Individuals, chapters, affiliates, and businesses can contribute items to the Holiday Auction and help make this year’s event the best ever. Some examples of popular items include candy, cookies and other holiday treats; jewelry; techie stuff; handcrafted items; music boxes; gift cards; and holiday decorations. Items that represent your state, such as Louisiana pralines, Pennsylvania whoopie pies, Chicago popcorn or Kentucky bourbon balls, are always a good choice.
All items donated to the Holiday Auction will be displayed on our auction preview page, available on the ACB website at www.acb.org. We plan to post items as they are received, so visit the preview page often to see what’s new. All donors will be acknowledged both on the website and on ACB Radio during the auction. Donors and winning bidders will also be spotlighted in “The ACB Braille Forum” in early 2018.

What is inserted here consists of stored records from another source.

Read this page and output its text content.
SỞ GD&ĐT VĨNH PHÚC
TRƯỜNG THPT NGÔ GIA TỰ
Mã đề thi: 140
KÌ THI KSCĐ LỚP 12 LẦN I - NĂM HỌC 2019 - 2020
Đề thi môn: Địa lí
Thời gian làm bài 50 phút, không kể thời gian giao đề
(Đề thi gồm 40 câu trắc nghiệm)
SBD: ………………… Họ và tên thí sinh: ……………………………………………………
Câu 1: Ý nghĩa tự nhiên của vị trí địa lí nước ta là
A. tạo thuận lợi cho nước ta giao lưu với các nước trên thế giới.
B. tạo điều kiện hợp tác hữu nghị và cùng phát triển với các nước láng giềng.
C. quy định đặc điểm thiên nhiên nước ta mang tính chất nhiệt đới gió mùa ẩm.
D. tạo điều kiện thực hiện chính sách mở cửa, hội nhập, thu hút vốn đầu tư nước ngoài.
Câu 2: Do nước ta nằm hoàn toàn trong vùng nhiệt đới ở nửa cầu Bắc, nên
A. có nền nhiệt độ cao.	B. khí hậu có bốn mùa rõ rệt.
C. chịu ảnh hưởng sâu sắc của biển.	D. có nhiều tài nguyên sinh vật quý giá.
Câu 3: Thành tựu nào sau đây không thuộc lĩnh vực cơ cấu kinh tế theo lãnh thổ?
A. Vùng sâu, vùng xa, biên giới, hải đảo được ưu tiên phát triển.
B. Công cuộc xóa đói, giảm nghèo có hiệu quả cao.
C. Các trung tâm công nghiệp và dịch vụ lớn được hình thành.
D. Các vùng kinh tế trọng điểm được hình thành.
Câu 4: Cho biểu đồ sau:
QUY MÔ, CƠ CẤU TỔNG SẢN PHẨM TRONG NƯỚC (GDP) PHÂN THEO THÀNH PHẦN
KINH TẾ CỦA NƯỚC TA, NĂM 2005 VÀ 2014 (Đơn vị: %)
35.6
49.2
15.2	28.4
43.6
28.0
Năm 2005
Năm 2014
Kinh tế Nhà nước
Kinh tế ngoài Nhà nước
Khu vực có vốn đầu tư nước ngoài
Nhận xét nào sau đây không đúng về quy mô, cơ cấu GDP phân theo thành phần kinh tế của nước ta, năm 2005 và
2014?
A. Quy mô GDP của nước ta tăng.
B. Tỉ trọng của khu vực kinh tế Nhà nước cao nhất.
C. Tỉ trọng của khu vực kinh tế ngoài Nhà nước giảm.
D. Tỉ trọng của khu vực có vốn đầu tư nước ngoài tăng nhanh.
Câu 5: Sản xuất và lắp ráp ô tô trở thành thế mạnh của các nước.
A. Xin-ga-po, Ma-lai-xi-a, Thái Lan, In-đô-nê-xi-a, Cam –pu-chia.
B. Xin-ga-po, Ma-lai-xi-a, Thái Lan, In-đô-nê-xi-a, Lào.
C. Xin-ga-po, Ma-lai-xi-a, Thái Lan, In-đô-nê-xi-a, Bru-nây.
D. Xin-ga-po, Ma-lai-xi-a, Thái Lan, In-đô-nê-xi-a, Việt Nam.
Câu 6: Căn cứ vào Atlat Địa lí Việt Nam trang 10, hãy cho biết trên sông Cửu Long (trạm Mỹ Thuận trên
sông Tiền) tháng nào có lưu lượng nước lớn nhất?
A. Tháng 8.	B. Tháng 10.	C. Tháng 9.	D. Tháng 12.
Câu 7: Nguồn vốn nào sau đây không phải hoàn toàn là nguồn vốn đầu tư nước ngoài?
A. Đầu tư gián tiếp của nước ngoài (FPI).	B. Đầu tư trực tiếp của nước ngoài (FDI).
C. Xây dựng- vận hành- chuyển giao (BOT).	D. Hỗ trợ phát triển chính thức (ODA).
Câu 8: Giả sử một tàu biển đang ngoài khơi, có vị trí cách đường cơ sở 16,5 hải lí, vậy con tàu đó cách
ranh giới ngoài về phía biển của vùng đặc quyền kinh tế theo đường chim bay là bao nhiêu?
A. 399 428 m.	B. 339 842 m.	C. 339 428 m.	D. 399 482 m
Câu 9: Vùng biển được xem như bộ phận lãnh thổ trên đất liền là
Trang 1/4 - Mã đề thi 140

You can help us be sure we have a balanced auction with enough items in each category by letting us know in advance about the item(s) that you are contributing. Contact Carla Ruschival, auction chair, at (502) 897-1472 or email@example.com, or Lori Sarff in the Minnesota office at (612) 332-3242 or firstname.lastname@example.org, by Oct. 15 to discuss donations. Then send all items, except homemade goodies, to the ACB Minneapolis office as soon as possible; the deadline is Nov. 1. The address is: American Council of the Blind, Attn.: Holiday Auction, 6300 Shingle Creek Pkwy., Suite 195, Brooklyn Center, MN 55430.
Watch for our article next month to discover all the ways you can listen to the ACB Radio Holiday Auction. Thanks in advance for your generous support of ACB Radio.